As recently underlined by O'Reilly (2006), there is a preclinical rationale to combine anti-angiogenic agents with radiation. The association between anti-EGFR therapy and radiation is based on consistent preclinical data confirmed at the clinical level, particularly in head and neck cancer (Bonner et al, 2006). In this study, the combination bevacizumab+erlotinib was considered as a whole when associated with irradiation. This triple combination was found to be supra-additive for cytotoxic activity on the primary tumour (CR=2.3; Figure 1). We observed both irradiation-related induction of tumour proliferation (Figure 3) and an increase in tumour angiogenesis following irradiation (Figure 4). This phenomenon may be due, at least in part, to the post-radiation induction of EGFR signalling in irradiated cells previously reported by others (Schmidt-Ullrich et al, 1996) and us (Bozec et al, 2005). It is known that VEGF secretion is under the control, at least in part, of EGFR signalling (Goldman et al, 1993). Interestingly, these radiation-related stimulations of both tumour cell proliferation and tumour angiogenesis were markedly diminished by the presence of the drug combination, with the EGFR-targeting drug probably playing a role in the attenuation of radiation-induced tumour proliferation. In addition, bevacizumab strengthens these latter effects by counterbalancing the local production of VEGF by the tumours. The present study confirms the presence of VEGFR2 expression in squamous cell carcinomas of the head and neck as shown before by Neuchrist et al (2001). Taken together, it seems likely that two overlapping systems are involved in the tumorigenicity and tumour angiogenesis with autocrine/paracrine loops using VEGF and VEGFR2. Clearly, the present data indicate that the combination of two targeted drugs with RT is particularly well suited for interrupting this vicious circle and has thus a marked preferential impact on tumour cells carrying VEGFR2. The presence of expression of VEGFR2 in head and neck cancers could be indicative of cases potentially sensitive to this innovative combination.

This study was also specifically designed to examine the impact of treatment not only on the primary tumour itself but also on the local metastatic invasion in nodes, thus creating a condition of clinical relevance. This was made possible by the adoption of a head and neck orthotopic model (Myers et al, 2002). This aspect is particularly relevant for head and neck cancer, as this type of cancer has a loco-regional evolution with frequent neck involvement, which is the most important parameter for prognosis (Pentenero et al, 2005). Of importance, the present data demonstrate a differential effect of the respective treatments on node involvement, lending additional clinical significance to the observations obtained from the examination of the primary tumours. Thus, the combination erlotinib+bevacizumab confirmed the supra-additive anti-tumour effects by markedly reducing pathologically positive lymph nodes whereas the activity of single drugs at this level was less evident, particularly in the case of bevacizumab (Figure 2). Of clinical interest was the fact that the therapeutic condition leading to fewer macroscopically evident nodes was the triple combination erlotinib+bevacizumab+irradiation.

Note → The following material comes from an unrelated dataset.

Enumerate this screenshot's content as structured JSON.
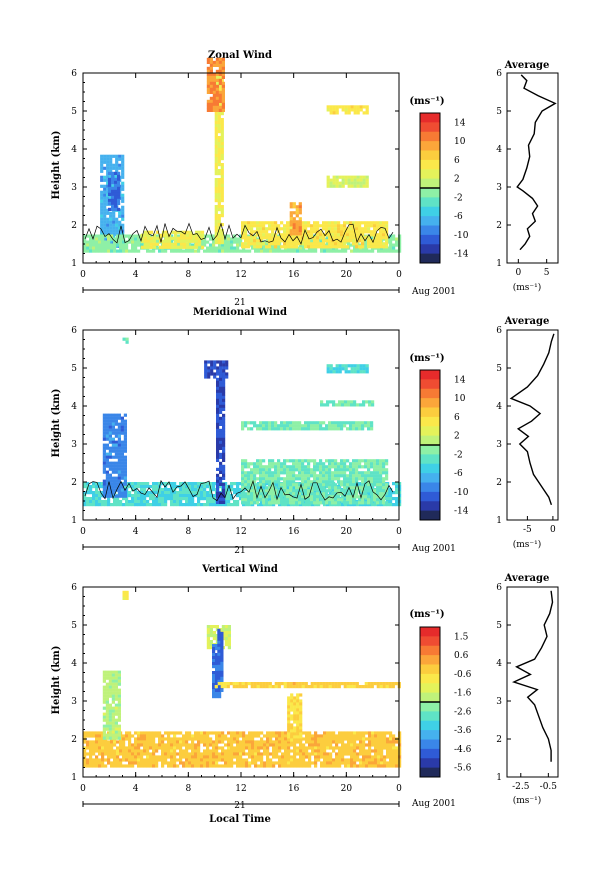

In total, this study provides another strong rationale for a combination between irradiation and EGFR pathway targeting plus anti-angiogenic treatment (Bozec et al, 2007). The conclusion drawn from the specific experimental conditions with a head and neck cancer orthotopic xenograft model strengthens the clinical applicability of the presently investigated treatment strategy not only for the management of head and neck cancer but also for other major tumour pathologies such as non-small-cell lung cancer (Maione et al, 2006), colorectal cancer (Arsene et al, 2006) and glioblastoma multiforme (Newton, 2007) in which EGFR targeting and anti-angiogenic treatments are particularly active.